# TF-IDF Vectorizer

TF-IDF is a method used in NLP to convert text into numerical vectors. It gives importance to words that are more **unique** in a document and reduces the weight of very common words.

**TF (Term Frequency):** Measures how often a word appears in a document.  
  
$$
TF(t) = \frac{\text{Number of times term } t \text{ appears in a document}}{\text{Total number of terms in the document}}
$$

**IDF (Inverse Document Frequency):** Measures how important a word is across multiple documents.  
  
$$
IDF(t) = \log \frac{\text{Total number of documents}}{1 + \text{Number of documents containing term } t}
$$

**TF-IDF:** Combines both TF and IDF.  
  
$$
TFIDF(t) = TF(t) \times IDF(t)
$$

### Why TF-IDF is used

* Filters out common words like “the”, “is”, “and” that appear in almost all documents.
* Highlights words that carry more meaning for a document.
* Useful for **search engines**, **text classification**, **spam detection**, and **recommendation systems**.


### Step-by-Step TF-IDF Calculation 

Let's take three sample sentences:

```python
documents = [
    "I love pizza and pasta",
    "Pizza is my favorite food",
    "I love eating pasta"
]
```

**Step 1: Compute Term Frequency (TF)**
Count the occurrences of each word in a document and divide by total words in that document.

Example for document 1: `"I love pizza and pasta"`

* Total words: 5
* TF("I") = 1/5 = 0.2
* TF("love") = 1/5 = 0.2
* TF("pizza") = 1/5 = 0.2
* TF("and") = 1/5 = 0.2
* TF("pasta") = 1/5 = 0.2

**Step 2: Compute Inverse Document Frequency (IDF)**

* Count how many documents contain each word:

  * "I" → 2 documents
  * "love" → 2
  * "pizza" → 2
  * "and" → 1
  * "pasta" → 2
  * "is" → 1
  * "my" → 1
  * "favorite" → 1
  * "food" → 1
  * "eating" → 1

* Total documents = 3

$$
IDF(t) = \log\frac{3}{1 + df(t)}
$$

* Example:

  * IDF("I") = log(3 / (2+1)) = log(1) = 0
  * IDF("and") = log(3 / (1+1)) = log(1.5) ≈ 0.176

**Step 3: Multiply TF by IDF**
[
TFIDF("word") = TF("word") * IDF("word")
]

This gives the final TF-IDF vector for each document.

---



### Implementing TF-IDF using scikit-learn

In [4]:
from sklearn.feature_extraction.text import TfidfVectorizer

# Sample documents
documents = [
    "I love pizza and pasta",
    "Pizza is my favorite food",
    "I love eating pasta"
]

# Initialize TF-IDF Vectorizer
vectorizer = TfidfVectorizer(ngram_range=(1,2),stop_words='english')

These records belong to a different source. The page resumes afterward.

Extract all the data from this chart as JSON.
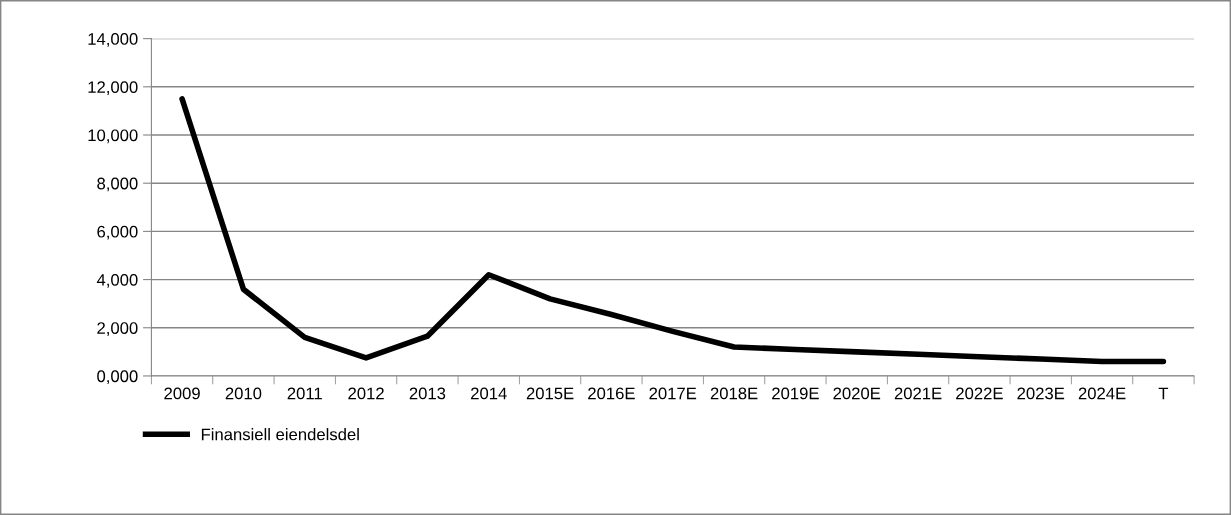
{
  "chart_data": {
    "type": "line",
    "categories": [
      "2009",
      "2010",
      "2011",
      "2012",
      "2013",
      "2014",
      "2015E",
      "2016E",
      "2017E",
      "2018E",
      "2019E",
      "2020E",
      "2021E",
      "2022E",
      "2023E",
      "2024E",
      "T"
    ],
    "series": [
      {
        "name": "Finansiell eiendelsdel",
        "color": "#000000",
        "values": [
          11500,
          3600,
          1600,
          750,
          1650,
          4200,
          3200,
          2550,
          1850,
          1200,
          1100,
          1000,
          900,
          800,
          700,
          600,
          600
        ]
      }
    ],
    "ylim": [
      0,
      14000
    ],
    "yticks": [
      {
        "value": 0,
        "label": "0,000"
      },
      {
        "value": 2000,
        "label": "2,000"
      },
      {
        "value": 4000,
        "label": "4,000"
      },
      {
        "value": 6000,
        "label": "6,000"
      },
      {
        "value": 8000,
        "label": "8,000"
      },
      {
        "value": 10000,
        "label": "10,000"
      },
      {
        "value": 12000,
        "label": "12,000"
      },
      {
        "value": 14000,
        "label": "14,000"
      }
    ],
    "grid": "y",
    "legend": "bottom left",
    "marker": "none",
    "line_style": "solid"
  }
}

# Fit and transform the documents
tfidf_matrix = vectorizer.fit_transform(documents)

# Get feature names (words)
feature_names = vectorizer.get_feature_names_out()

# Convert TF-IDF matrix to array
tfidf_array = tfidf_matrix.toarray()

# Display TF-IDF values
import pandas as pd

df = pd.DataFrame(tfidf_array, columns=feature_names)
df

Unnamed: 0,eating,eating pasta,favorite,favorite food,food,love,love eating,love pizza,pasta,pizza,pizza favorite,pizza pasta
0,0.0,0.0,0.0,0.0,0.0,0.393511,0.0,0.51742,0.393511,0.393511,0.0,0.51742
1,0.0,0.0,0.467351,0.467351,0.467351,0.0,0.0,0.0,0.0,0.355432,0.467351,0.0
2,0.490479,0.490479,0.0,0.0,0.0,0.373022,0.490479,0.0,0.373022,0.0,0.0,0.0


You will get a table where rows represent documents and columns represent words. Each value is the TF-IDF score.


### Key Notes 

* TF-IDF reduces the weight of common words across documents.
* Words unique to a document get higher importance.
* It's widely used for text preprocessing in ML/NLP before applying classification or clustering.
* Can be used for **feature extraction** in models like Naive Bayes, Logistic Regression, and SVM.


### Tips

* Use `TfidfVectorizer(stop_words='english')` to remove common English words automatically.
* Can combine with **n-grams** to capture phrases: `TfidfVectorizer(ngram_range=(1,2))`.
* Always fit TF-IDF on training data only, then transform test data to avoid data leakage.